Y aun cuando en 2019 se diseñó y aprobó el Modelo Nacional de Policía y Justicia Cívica que reconoce esta crisis y diseña un plan para darle la vuelta, no ha recibido recursos a casi un año de su aprobación. En cambio, se continúa apostando política y presupuestalmente a la estrategia de militarización. 

“Lo que hay es un desprecio político total a la policía. Se les reclama que no dan resultados, que cometen abusos… pero no se les prepara para que no ocurra”, dice Luis de la Barreda, especialista en derecho penal y expresidente fundador de la Comisión de Derechos Humanos de la capital.

Bajos salarios, equipo incompleto

El informe de Causa en Común arroja que al cierre del año pasado los policías estatales en México percibían un salario promedio de 11 mil 787 pesos mensuales. Pero la realidad no es la misma para todos: aproximadamente 4 de cada 10 uniformados tienen un ingreso mensual inferior a los 10 mil pesos.

Los estados con los salarios más bajos para sus agentes son Oaxaca, donde perciben 7 mil 346 pesos; Tlaxcala, donde ganan 8 mil 556 pesos; Chiapas, con 8 mil 645 pesos; Hidalgo, donde los agentes reciben 9 mil 343 pesos; y Campeche, con 9 mil 418 pesos.

Solo existen dos estados en el país donde los policías estatales perciben un salario base superior a los 15 mil pesos: Baja California, donde ganan 18 mil 201 pesos mensuales, y San Luis Potosí, donde perciben 15 mil 434 pesos.

Un problema que agrava más la precariedad salarial es que, al menos, la mitad de los uniformados deben invertir parte de su propio sueldo para adquirir el equipo básico con el que deberían de contar.

El análisis revela, por ejemplo, que a nivel nacional el 51% de los policías en promedio deben invertir de su bolsa para adquirir su calzado y sus botas, y en estados, como Veracruz, Sonora y Chihuahua, 8 de cada 10 agentes gastan parte de su salario en ello.

El 44% de los policías estatales compran con su dinero las fornituras para sus accesorios y el 42% tiene que invertir si quiere un segundo uniforme.

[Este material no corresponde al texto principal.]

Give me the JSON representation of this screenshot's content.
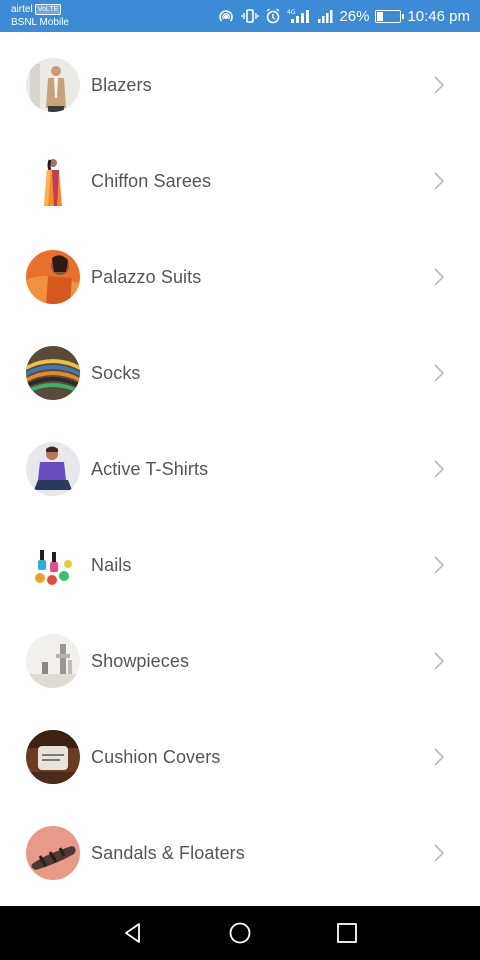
{
  "status_bar": {
    "carrier_primary": "airtel",
    "carrier_badge": "VoLTE",
    "carrier_secondary": "BSNL Mobile",
    "network_type": "4G",
    "battery_percent_text": "26%",
    "battery_level": 0.26,
    "time": "10:46 pm",
    "background_color": "#3d8bd6"
  },
  "categories": [
    {
      "label": "Blazers",
      "icon": "blazer-thumbnail"
    },
    {
      "label": "Chiffon Sarees",
      "icon": "saree-thumbnail"
    },
    {
      "label": "Palazzo Suits",
      "icon": "palazzo-thumbnail"
    },
    {
      "label": "Socks",
      "icon": "socks-thumbnail"
    },
    {
      "label": "Active T-Shirts",
      "icon": "tshirt-thumbnail"
    },
    {
      "label": "Nails",
      "icon": "nail-polish-thumbnail"
    },
    {
      "label": "Showpieces",
      "icon": "showpiece-thumbnail"
    },
    {
      "label": "Cushion Covers",
      "icon": "cushion-thumbnail"
    },
    {
      "label": "Sandals & Floaters",
      "icon": "sandal-thumbnail"
    }
  ],
  "nav_bar": {
    "back_icon": "triangle-back-icon",
    "home_icon": "circle-home-icon",
    "recents_icon": "square-recents-icon"
  }
}
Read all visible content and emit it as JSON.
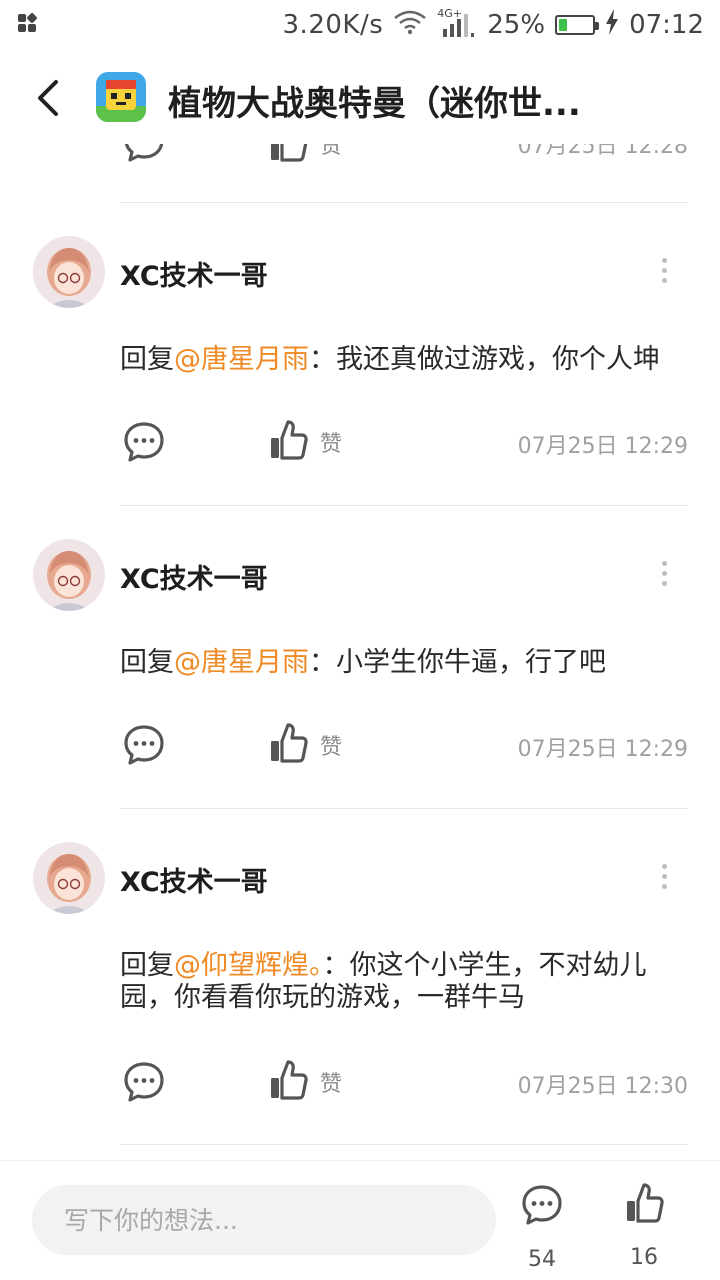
{
  "status_bar": {
    "net_speed": "3.20K/s",
    "network_type": "4G+",
    "battery": "25%",
    "battery_level": 0.25,
    "time": "07:12"
  },
  "header": {
    "title": "植物大战奥特曼（迷你世..."
  },
  "partial_row": {
    "like_label": "赞",
    "timestamp": "07月25日 12:28"
  },
  "comments": [
    {
      "username": "XC技术一哥",
      "reply_prefix": "回复",
      "mention": "@唐星月雨",
      "text": "：我还真做过游戏，你个人坤",
      "like_label": "赞",
      "timestamp": "07月25日 12:29"
    },
    {
      "username": "XC技术一哥",
      "reply_prefix": "回复",
      "mention": "@唐星月雨",
      "text": "：小学生你牛逼，行了吧",
      "like_label": "赞",
      "timestamp": "07月25日 12:29"
    },
    {
      "username": "XC技术一哥",
      "reply_prefix": "回复",
      "mention": "@仰望辉煌。",
      "text": "：你这个小学生，不对幼儿园，你看看你玩的游戏，一群牛马",
      "like_label": "赞",
      "timestamp": "07月25日 12:30"
    }
  ],
  "bottom_bar": {
    "input_placeholder": "写下你的想法...",
    "comment_count": "54",
    "like_count": "16"
  },
  "colors": {
    "mention": "#f08a24",
    "battery_fill": "#3cc14a",
    "muted_text": "#a0a0a0"
  }
}
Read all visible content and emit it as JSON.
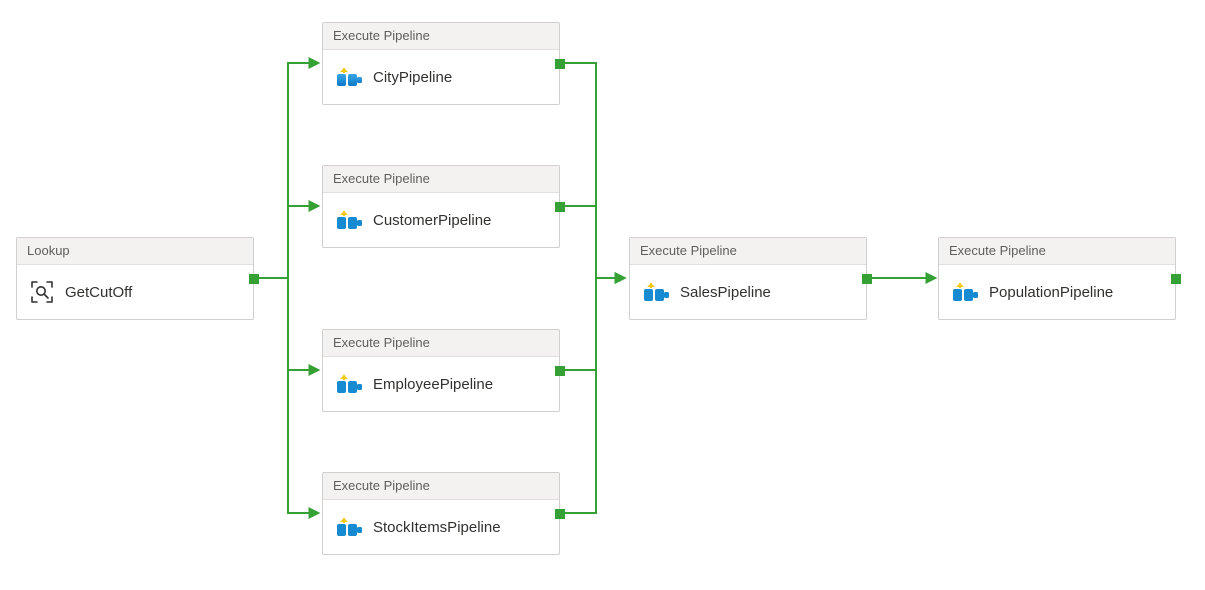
{
  "colors": {
    "connector": "#35a135",
    "port": "#35a135",
    "nodeBorder": "#d2d0ce",
    "headerBg": "#f3f2f1",
    "headerText": "#605e5c",
    "bodyText": "#323130"
  },
  "activities": {
    "lookup": {
      "type_label": "Lookup",
      "name": "GetCutOff"
    },
    "parallel": [
      {
        "type_label": "Execute Pipeline",
        "name": "CityPipeline"
      },
      {
        "type_label": "Execute Pipeline",
        "name": "CustomerPipeline"
      },
      {
        "type_label": "Execute Pipeline",
        "name": "EmployeePipeline"
      },
      {
        "type_label": "Execute Pipeline",
        "name": "StockItemsPipeline"
      }
    ],
    "sales": {
      "type_label": "Execute Pipeline",
      "name": "SalesPipeline"
    },
    "population": {
      "type_label": "Execute Pipeline",
      "name": "PopulationPipeline"
    }
  }
}
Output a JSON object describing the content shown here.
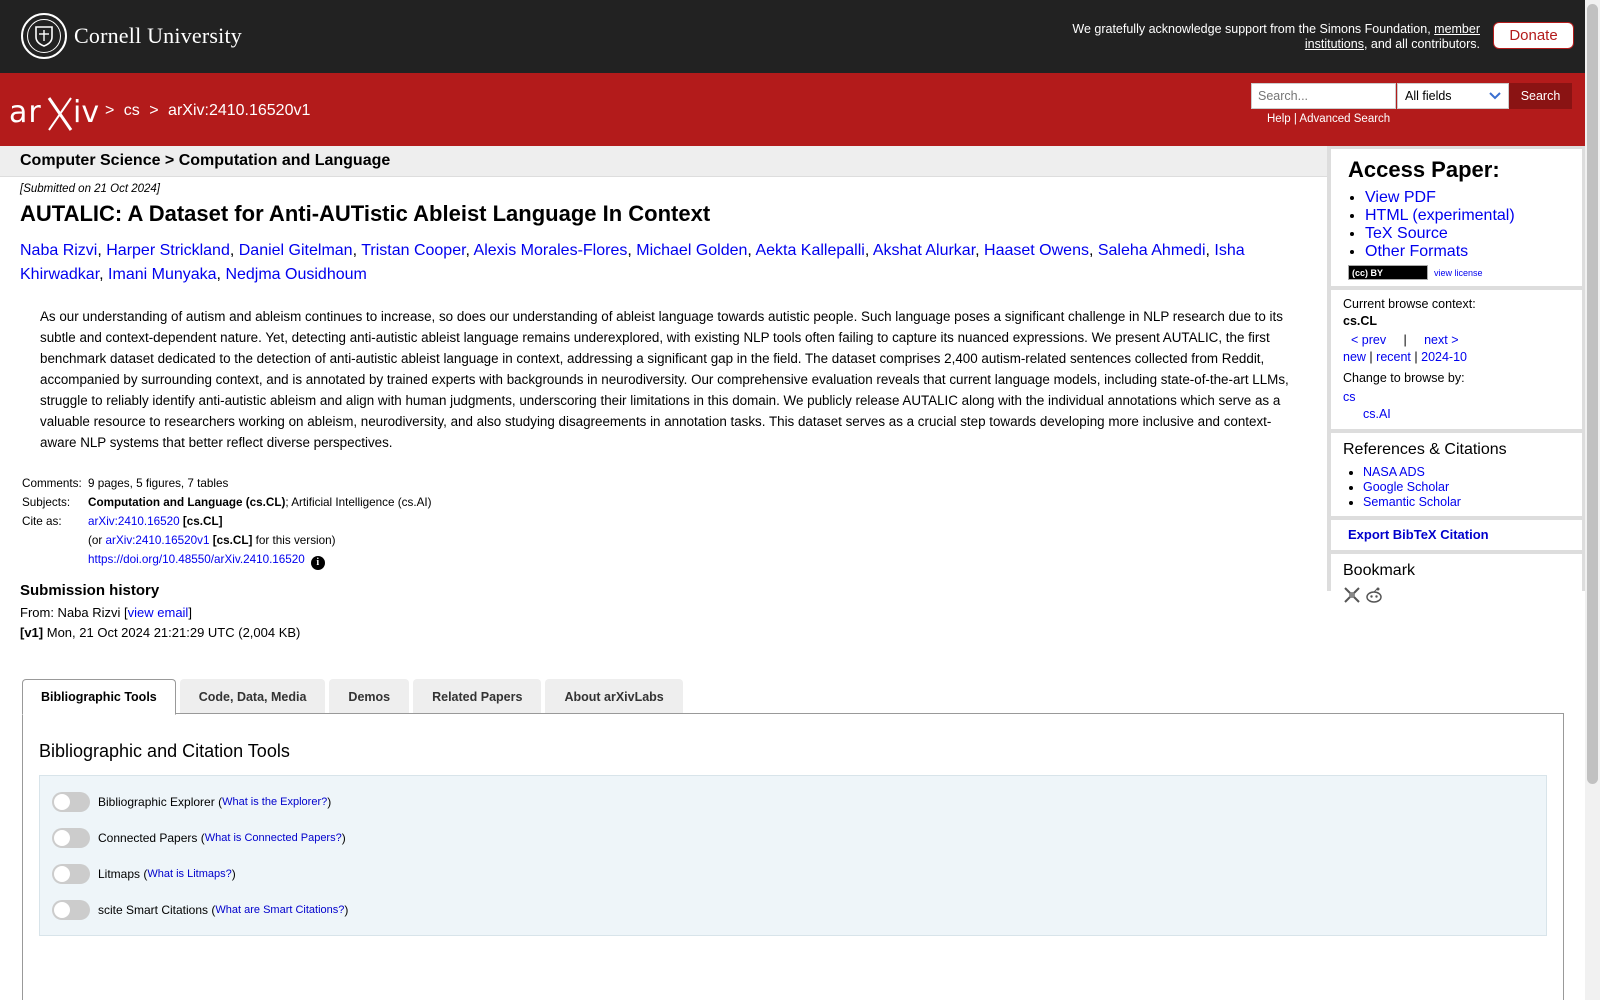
{
  "cornell": {
    "name": "Cornell University",
    "support_text": "We gratefully acknowledge support from the Simons Foundation,",
    "support_link": "member institutions",
    "support_tail": ", and all contributors.",
    "donate_label": "Donate"
  },
  "arxiv": {
    "crumb_cs": "cs",
    "crumb_sep": ">",
    "crumb_id": "arXiv:2410.16520v1",
    "search_placeholder": "Search...",
    "search_field": "All fields",
    "search_button": "Search",
    "help_link": "Help",
    "advanced_link": "Advanced Search",
    "link_sep": "|"
  },
  "subheader": "Computer Science > Computation and Language",
  "paper": {
    "submitted": "[Submitted on 21 Oct 2024]",
    "title": "AUTALIC: A Dataset for Anti-AUTistic Ableist Language In Context",
    "authors": [
      "Naba Rizvi",
      "Harper Strickland",
      "Daniel Gitelman",
      "Tristan Cooper",
      "Alexis Morales-Flores",
      "Michael Golden",
      "Aekta Kallepalli",
      "Akshat Alurkar",
      "Haaset Owens",
      "Saleha Ahmedi",
      "Isha Khirwadkar",
      "Imani Munyaka",
      "Nedjma Ousidhoum"
    ],
    "abstract": "As our understanding of autism and ableism continues to increase, so does our understanding of ableist language towards autistic people. Such language poses a significant challenge in NLP research due to its subtle and context-dependent nature. Yet, detecting anti-autistic ableist language remains underexplored, with existing NLP tools often failing to capture its nuanced expressions. We present AUTALIC, the first benchmark dataset dedicated to the detection of anti-autistic ableist language in context, addressing a significant gap in the field. The dataset comprises 2,400 autism-related sentences collected from Reddit, accompanied by surrounding context, and is annotated by trained experts with backgrounds in neurodiversity. Our comprehensive evaluation reveals that current language models, including state-of-the-art LLMs, struggle to reliably identify anti-autistic ableism and align with human judgments, underscoring their limitations in this domain. We publicly release AUTALIC along with the individual annotations which serve as a valuable resource to researchers working on ableism, neurodiversity, and also studying disagreements in annotation tasks. This dataset serves as a crucial step towards developing more inclusive and context-aware NLP systems that better reflect diverse perspectives.",
    "comments_label": "Comments:",
    "comments": "9 pages, 5 figures, 7 tables",
    "subjects_label": "Subjects:",
    "subject_primary": "Computation and Language (cs.CL)",
    "subject_rest": "; Artificial Intelligence (cs.AI)",
    "cite_label": "Cite as:",
    "cite_id": "arXiv:2410.16520",
    "cite_cat": "[cs.CL]",
    "cite_or": "(or",
    "cite_version": "arXiv:2410.16520v1",
    "cite_version_cat": "[cs.CL]",
    "cite_version_tail": "for this version)",
    "doi": "https://doi.org/10.48550/arXiv.2410.16520",
    "info_icon": "i"
  },
  "history": {
    "title": "Submission history",
    "from_label": "From: Naba Rizvi [",
    "view_email": "view email",
    "from_close": "]",
    "v1_label": "[v1]",
    "v1_text": "Mon, 21 Oct 2024 21:21:29 UTC (2,004 KB)"
  },
  "tabs": [
    "Bibliographic Tools",
    "Code, Data, Media",
    "Demos",
    "Related Papers",
    "About arXivLabs"
  ],
  "tools": {
    "heading": "Bibliographic and Citation Tools",
    "items": [
      {
        "label": "Bibliographic Explorer",
        "help": "What is the Explorer?"
      },
      {
        "label": "Connected Papers",
        "help": "What is Connected Papers?"
      },
      {
        "label": "Litmaps",
        "help": "What is Litmaps?"
      },
      {
        "label": "scite Smart Citations",
        "help": "What are Smart Citations?"
      }
    ]
  },
  "sidebar": {
    "access_title": "Access Paper:",
    "access_links": [
      "View PDF",
      "HTML (experimental)",
      "TeX Source",
      "Other Formats"
    ],
    "license_badge": "(cc) BY",
    "view_license": "view license",
    "browse_context_label": "Current browse context:",
    "browse_context": "cs.CL",
    "prev": "< prev",
    "pipe": "|",
    "next": "next >",
    "new": "new",
    "recent": "recent",
    "month": "2024-10",
    "change_label": "Change to browse by:",
    "browse_cs": "cs",
    "browse_csai": "cs.AI",
    "refs_title": "References & Citations",
    "refs": [
      "NASA ADS",
      "Google Scholar",
      "Semantic Scholar"
    ],
    "export": "Export BibTeX Citation",
    "bookmark_title": "Bookmark"
  },
  "colors": {
    "arxiv_red": "#b31b1b",
    "cornell_dark": "#222222",
    "link_blue": "#0000ee"
  }
}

Uno de cada tres policías en México debe comprar la papelería para sus informes y uno de cada cuatro paga la reparación de su patrulla.

Los policías incluso deben costear materiales que son vitales para su propia seguridad. Por ejemplo, el 25% de los agentes a nivel nacional ha puesto de su salario para adquirir cartuchos para sus armas. Hay entidades donde esto es mucho más grave, como Zacatecas donde el 69% de los policías estatales debe invertir en ello, en Coahuila el 59%, y en Sonora el 54%.

Incluso, al menos 1 de cada 10 policías en el país dijo que ha tenido que invertir de su bolsa para un chaleco antibalas, y los casos más graves son Veracruz, donde la mitad de los policías estatales costea con su salario dicho elemento, mientras que en Chihuahua, Estado de México y Tamaulipas una cuarta parte de los elementos dice que ha puesto de su dinero para este equipo.

En cuanto a prestaciones, el análisis de la organización revela que cerca del 10% de los policías no cuenta con aguinaldo, que es uno de los derechos laborales básicos. Y pese al riesgo que representa su trabajo, menos de la tercera parte de los agentes estatales cuenta con apoyo para gastos funerarios o con seguros de gastos médicos mayores.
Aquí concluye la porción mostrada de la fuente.